Littlefield Fountain on the University of Texas campus is a landmark gathering spot at the entrance of the college’s South Mall.
That’s why it was so jarring to see the words scrawled in bright red Thursday morning on one of its walls.
“This is the blood of survivors that UT ignores,” read the graffiti next to an oversized image of a sickle and hammer, according to the Austin American Statesman.
The University of Texas Police Department initially said that runoff from the red graffiti on one wall behind the fountain is what turned the water purple.
But a police spokeswoman told the Daily Texan that maintenance crews found two spots in the water where it appeared that purple dye had been poured into the fountain.

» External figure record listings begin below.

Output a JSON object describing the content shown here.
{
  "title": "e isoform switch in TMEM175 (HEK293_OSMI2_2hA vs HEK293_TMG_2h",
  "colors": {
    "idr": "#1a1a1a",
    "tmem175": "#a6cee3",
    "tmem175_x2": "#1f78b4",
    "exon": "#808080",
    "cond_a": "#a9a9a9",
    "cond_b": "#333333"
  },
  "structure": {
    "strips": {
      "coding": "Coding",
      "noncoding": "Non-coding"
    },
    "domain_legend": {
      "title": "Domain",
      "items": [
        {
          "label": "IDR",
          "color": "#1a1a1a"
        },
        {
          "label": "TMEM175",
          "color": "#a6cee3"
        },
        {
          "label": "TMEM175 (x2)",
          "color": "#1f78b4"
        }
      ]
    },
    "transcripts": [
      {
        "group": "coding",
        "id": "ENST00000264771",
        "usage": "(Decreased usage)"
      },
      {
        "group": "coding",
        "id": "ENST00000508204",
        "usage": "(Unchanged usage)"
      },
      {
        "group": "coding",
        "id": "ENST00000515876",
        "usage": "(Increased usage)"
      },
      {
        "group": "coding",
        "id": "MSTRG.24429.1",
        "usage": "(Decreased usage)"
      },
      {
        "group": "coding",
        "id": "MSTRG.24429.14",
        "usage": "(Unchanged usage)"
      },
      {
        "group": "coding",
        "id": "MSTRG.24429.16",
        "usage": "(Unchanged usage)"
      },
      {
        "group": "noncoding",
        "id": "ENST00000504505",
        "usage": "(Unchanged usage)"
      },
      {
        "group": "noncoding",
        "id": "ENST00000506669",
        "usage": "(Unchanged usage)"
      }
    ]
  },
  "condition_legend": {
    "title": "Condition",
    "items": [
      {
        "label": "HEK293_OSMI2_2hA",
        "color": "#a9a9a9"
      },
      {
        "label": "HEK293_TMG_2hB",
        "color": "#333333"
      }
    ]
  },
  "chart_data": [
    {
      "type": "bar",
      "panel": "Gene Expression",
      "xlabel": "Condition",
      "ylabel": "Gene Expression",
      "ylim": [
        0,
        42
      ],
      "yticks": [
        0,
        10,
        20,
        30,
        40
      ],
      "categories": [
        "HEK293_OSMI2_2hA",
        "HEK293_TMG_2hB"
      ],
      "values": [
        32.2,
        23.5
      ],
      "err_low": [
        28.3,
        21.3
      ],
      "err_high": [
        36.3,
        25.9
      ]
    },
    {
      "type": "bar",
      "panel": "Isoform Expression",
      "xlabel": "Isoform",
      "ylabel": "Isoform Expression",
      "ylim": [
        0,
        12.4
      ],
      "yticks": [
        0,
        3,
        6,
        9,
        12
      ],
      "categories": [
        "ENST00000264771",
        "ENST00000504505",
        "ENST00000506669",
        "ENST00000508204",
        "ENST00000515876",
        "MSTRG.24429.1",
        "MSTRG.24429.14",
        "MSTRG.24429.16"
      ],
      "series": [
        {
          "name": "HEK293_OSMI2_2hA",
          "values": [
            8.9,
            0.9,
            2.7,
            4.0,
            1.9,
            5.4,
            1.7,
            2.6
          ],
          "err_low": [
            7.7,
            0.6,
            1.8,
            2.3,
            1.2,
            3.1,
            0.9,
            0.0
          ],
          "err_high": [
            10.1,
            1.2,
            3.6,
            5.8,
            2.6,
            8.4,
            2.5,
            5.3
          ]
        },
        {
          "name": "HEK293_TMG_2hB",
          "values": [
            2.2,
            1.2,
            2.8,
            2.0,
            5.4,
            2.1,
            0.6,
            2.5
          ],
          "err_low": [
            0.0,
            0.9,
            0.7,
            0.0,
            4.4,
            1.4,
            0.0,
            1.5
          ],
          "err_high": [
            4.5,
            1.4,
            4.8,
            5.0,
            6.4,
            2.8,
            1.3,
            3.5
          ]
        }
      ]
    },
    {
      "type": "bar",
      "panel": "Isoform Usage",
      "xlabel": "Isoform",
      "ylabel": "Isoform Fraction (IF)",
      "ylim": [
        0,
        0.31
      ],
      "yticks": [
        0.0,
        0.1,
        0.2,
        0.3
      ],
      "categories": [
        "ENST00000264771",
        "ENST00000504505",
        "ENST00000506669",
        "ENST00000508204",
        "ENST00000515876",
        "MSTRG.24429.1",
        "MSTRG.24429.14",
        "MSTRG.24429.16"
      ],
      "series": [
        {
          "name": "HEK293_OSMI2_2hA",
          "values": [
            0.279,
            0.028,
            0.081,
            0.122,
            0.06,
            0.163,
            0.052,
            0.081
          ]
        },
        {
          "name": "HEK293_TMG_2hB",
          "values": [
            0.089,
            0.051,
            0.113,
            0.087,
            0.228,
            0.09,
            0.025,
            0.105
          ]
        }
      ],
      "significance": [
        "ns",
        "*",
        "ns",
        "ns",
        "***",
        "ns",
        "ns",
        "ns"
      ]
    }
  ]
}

Purple is the preferred color for International Women’s Day, which was founded when more than 15,000 women marched in New York to demand better working conditions more than 100 years sago and was observed this year on Thursday, March 8, according to Fortune.
But what could the actual correlation be between International Women’s Day and the perpetrators of the most recent vandalism on the traditionally liberal campus in one of the country’s most conservative states?
Similar graffiti has been spray-painted on campus as recently as February, when a similar sickle-and-hammer image was placed next to the words, “UT harbors abusers” and “Watch your back, Richard” near the university’s pharmacy building, according to KXAN.
That name is in reference to pharmacy professor Richard Morrisett, who recently pleaded guilty to a 2016 domestic assault charge. Morrisett remained in his position during the spring 2018 semester, though a “Rally to Run Off Morrisett,” organized by a group called the Revolutionary Student Front, was held on campus Feb. 13, according to the Texan.
The Revolutionary Student Front calls itself “an organization for revolutionary anti-capitalist students in Austin, Texas,” on its Facebook page. The sickle and hammer are part of all the group’s messaging.
The same group has claimed responsibility for the latest graffiti and dye-job at Littlefield Fountain, according to one reporter for the university newspaper.